What makes it accurate? Well, listen to that spaciousness, that detail, that seismic bass! How can you doubt?! (How realistic is it? Whaddya mean how realistic? What's that got to do with anything?)
Somewhere along the line we lost track of what audio is all about: the reproduction of music.
That this comes as a surprise to many audiophiles is suggested by the reactions of those with whom I have actually discussed this subject. I have played on this old saw in these pages for so many years that it has turned into a dead saw horse, but somehow the message never seems to get through. There should be no harm done by beating it into the ground a little farther.

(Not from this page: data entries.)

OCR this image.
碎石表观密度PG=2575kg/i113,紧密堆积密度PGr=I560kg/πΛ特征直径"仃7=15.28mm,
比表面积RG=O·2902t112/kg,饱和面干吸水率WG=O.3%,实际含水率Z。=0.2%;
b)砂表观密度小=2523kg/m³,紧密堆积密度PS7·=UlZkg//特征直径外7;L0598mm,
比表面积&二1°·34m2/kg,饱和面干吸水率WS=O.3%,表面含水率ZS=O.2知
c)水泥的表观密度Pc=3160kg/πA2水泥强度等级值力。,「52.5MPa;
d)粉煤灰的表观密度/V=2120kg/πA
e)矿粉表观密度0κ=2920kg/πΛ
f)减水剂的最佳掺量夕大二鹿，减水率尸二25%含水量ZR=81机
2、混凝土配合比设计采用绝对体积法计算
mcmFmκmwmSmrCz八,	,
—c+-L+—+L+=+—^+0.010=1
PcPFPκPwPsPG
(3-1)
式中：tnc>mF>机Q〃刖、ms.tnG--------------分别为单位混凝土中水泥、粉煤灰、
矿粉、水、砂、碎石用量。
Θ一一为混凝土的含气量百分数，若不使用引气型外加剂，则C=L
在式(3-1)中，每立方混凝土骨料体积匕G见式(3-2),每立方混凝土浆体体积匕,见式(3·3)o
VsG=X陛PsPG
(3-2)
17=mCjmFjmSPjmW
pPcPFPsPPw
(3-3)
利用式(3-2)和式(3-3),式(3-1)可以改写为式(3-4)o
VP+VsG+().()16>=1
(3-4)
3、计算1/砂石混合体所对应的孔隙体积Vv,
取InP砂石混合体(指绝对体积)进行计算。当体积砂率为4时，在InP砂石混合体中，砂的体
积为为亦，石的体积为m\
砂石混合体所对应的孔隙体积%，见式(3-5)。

Some years ago, Hi-Fi News & Record Review, England's premier audio magazine, published a number of real-time spectrum analyzer curves showing the distribution of energy through the audio range during brief passages of actual recorded music. The thing that was so shocking about those curves was that they revealed, for all to see, that music was comprised mainly of midrange energy! Everything else took a back seat. That in itself should tell you something, but in case it doesn't, I shall spell it out. Since there is more middle range in live music than anything else, it would seem logical to assume that the accuracy of middlerange reproduction is the most important part of music reproduction.
Footnote 1: Otoliths are little bits of sand that float around in our inner ear, and sink to the bottom when gravity tells them we are standing on our feet rather than otherwise. Enough 20Hz sound pressure can agitate them so that, like many other audiophiles, we find it hard to tell which side is up. It's a real turn-on.